“We are trying to save our skin”: hundreds of taxi drivers disrupt traffic on Monday around Lyon and on a toll northwest of Marseille, to protest against an agreement currently being negotiated with Health Insurance including pricing to the reduction in the transport of patients.
Hazard lights on, some 150 vehicles were already parked before dawn, in single files, on an interchange west of Lyon, without completely blocking traffic. “Taxis on strike”, “medical taxi in danger”, we could read on some.
Nicolas Galliot, 43, traveled from Clermont-Ferrand. At the head of a taxi company, medical transport represents 60 to 70% of his turnover. “But for country taxis, it can go up to 100%,” he specifies.
If this agreement is adopted, it will be “to the detriment of my employees, the value of our licenses, but above all patients,” he says.
In 2023, more than 40,000 taxis were approved to transport sick people suffering from pathologies ranging from cancer to psychiatric illnesses, according to Health Insurance, or almost three quarters of taxis in France.
In order to make 300 million euros in savings on this medical transport, the Barnier government now wishes to force taxis and medical transporters to negotiate measures with Health Insurance, under penalty of imposed price reductions.

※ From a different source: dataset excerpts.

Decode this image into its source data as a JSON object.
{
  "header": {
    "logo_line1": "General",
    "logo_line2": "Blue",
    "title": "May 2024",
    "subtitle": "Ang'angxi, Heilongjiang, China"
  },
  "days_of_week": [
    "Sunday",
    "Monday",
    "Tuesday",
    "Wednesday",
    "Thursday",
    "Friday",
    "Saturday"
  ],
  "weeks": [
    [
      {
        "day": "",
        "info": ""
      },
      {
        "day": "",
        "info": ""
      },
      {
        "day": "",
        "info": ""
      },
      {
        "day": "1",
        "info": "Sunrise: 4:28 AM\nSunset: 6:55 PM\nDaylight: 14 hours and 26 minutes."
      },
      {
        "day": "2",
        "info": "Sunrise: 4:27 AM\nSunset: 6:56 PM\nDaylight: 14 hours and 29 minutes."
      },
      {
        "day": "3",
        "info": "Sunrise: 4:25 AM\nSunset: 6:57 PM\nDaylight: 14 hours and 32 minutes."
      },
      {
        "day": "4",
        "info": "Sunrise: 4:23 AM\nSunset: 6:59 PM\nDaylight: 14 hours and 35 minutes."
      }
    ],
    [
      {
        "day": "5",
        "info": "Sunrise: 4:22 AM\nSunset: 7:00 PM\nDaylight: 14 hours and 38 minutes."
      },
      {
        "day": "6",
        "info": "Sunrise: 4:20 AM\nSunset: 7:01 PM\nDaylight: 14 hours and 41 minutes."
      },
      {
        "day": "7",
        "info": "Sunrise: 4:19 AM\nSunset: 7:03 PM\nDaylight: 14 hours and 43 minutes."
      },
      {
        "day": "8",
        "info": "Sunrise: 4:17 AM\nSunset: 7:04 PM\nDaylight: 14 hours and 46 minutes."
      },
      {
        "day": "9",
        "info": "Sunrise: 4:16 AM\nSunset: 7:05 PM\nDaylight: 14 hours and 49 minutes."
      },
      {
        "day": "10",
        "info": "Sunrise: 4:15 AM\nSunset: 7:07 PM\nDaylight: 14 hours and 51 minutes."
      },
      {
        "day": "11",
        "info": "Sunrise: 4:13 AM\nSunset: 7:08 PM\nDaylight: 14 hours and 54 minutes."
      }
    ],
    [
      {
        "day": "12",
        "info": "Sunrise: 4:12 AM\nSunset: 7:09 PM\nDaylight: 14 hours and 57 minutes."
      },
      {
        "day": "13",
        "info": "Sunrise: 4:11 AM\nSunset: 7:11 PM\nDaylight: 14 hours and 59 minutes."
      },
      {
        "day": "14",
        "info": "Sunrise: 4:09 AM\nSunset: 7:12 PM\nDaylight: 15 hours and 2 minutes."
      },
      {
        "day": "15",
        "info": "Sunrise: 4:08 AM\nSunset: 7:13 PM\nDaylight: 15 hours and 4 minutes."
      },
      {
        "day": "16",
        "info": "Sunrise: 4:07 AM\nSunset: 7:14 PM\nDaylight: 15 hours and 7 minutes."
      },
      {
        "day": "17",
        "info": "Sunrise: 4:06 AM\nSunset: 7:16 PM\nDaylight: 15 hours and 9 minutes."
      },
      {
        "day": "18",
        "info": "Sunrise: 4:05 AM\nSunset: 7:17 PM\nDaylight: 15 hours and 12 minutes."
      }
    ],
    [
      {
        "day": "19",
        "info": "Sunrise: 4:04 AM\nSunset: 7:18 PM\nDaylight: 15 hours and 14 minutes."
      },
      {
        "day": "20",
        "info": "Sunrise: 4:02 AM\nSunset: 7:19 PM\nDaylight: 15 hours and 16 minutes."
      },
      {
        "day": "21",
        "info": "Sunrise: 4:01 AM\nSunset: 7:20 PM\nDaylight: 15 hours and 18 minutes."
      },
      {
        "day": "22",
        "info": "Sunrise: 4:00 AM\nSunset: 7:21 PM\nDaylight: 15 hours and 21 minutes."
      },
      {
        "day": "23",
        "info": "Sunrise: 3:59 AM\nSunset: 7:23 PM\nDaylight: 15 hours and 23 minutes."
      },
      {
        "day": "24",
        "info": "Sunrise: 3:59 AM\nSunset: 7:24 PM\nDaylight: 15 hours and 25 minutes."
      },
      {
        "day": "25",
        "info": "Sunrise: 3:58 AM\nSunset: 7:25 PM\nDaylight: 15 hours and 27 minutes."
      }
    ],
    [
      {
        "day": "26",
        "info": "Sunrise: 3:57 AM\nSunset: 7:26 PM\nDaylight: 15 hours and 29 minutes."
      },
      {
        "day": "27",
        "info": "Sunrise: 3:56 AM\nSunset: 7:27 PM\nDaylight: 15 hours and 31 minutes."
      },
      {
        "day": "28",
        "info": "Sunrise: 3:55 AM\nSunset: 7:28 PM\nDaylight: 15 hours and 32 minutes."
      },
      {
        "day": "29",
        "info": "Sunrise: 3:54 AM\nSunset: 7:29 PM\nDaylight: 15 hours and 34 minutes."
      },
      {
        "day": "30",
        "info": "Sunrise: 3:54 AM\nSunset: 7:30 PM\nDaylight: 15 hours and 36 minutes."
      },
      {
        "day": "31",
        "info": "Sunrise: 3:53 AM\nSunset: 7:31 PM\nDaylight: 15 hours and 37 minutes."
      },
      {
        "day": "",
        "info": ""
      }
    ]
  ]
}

In addition, a decree implementing the Social Security budget for 2024 provides that a patient can no longer refuse, with some exceptions, shared medical transport, under penalty of having to advance the costs and being reimbursed only on the basis shared transportation. Patients must also be treated in less than 45 minutes, and by geographic area with a kilometer detour limit per patient.
“Not only are we going to wait a very long time to fill the car, we are going to make endless rounds, but we are also going to deteriorate the service that we have put in place for years with patients,” explains to the 'AFP Abdel Green, president of the Federation of Independent Taxis of the Rhône (FTI69).
– Bivouac –
Coming from Puy-de-Dôme, Isère, Drôme, Loire and Haute-Loire, taxi drivers blocked lanes of the A7, A43 and A46 motorways, causing several dozen kilometers of traffic jams or slowdowns at the entrance to the Lyon metropolitan area.
The blockages should last until the end of the afternoon, the prefecture of the Auvergne-Rhône-Alpes region warned around 1 p.m.
In the heart of the city, in front of the Edouard Herriot hospital, around thirty of them parked and distributed leaflets, while warming up over a coffee.
In medical transport, “the approach is not the same as with a client who is picked up at the station”, underlines Mohammed, 36, sitting in his stationary vehicle and with almost 90% of his work is medical transportation.
“For most patients, during the journey, it's a kind of liberation. They don't feel sick when they're in the vehicle. It allows them to forget. They tell us their worries, we tell them ours “, he illustrates. “And with the new agreement, they will no longer have the choice of carrier,” he adds.
Sabrina Pena, 51, a taxi driver for 27 years in Lyon, carries out 10% of her activity with patients. She regrets the drop in prices because “for several years everything has increased, the price of fuel, vehicles, tolls, the price of bottled water for customers”. “They know that we are caught by the throat because we are all in debt,” she says in front of the Edouard Herriot hospital.
The taxi processions must converge towards the center of Lyon to reach Place Bellecour from 6:00 p.m., where they intend to bivouac for the night. Announcing “significant” disruptions, the prefecture invites road users to “anticipate their trips before this time or to favor other modes of travel”.
Disturbances in Provence-Alpes-Côte d'Azur were also noted, particularly in the morning at the entrance to Toulon and which ended at the start of the afternoon.
On the other hand, 800 taxis are still mobilized to block the Lançon-de-Provence toll, one of the most important on the A7, around forty km northwest of Marseille, with 6 km of traffic jams towards Lyon and 5 km towards Marseille, according to the prefecture of Bouches-du-Rhône and Vinci.
Taxis from Marseille and the region blocked the payment lanes with their cars or tires. “Taxis sacrificed”, “no to the death of taxis”, we can read on banners or on windshields.
For Karine Lahouel, a taxi driver in Carpentras (Vaucluse) for eleven years, “we are trying to save our skin, very clearly, because this is the end, this is the last chance for this profession to continue to exist”, says this 52-year-old woman.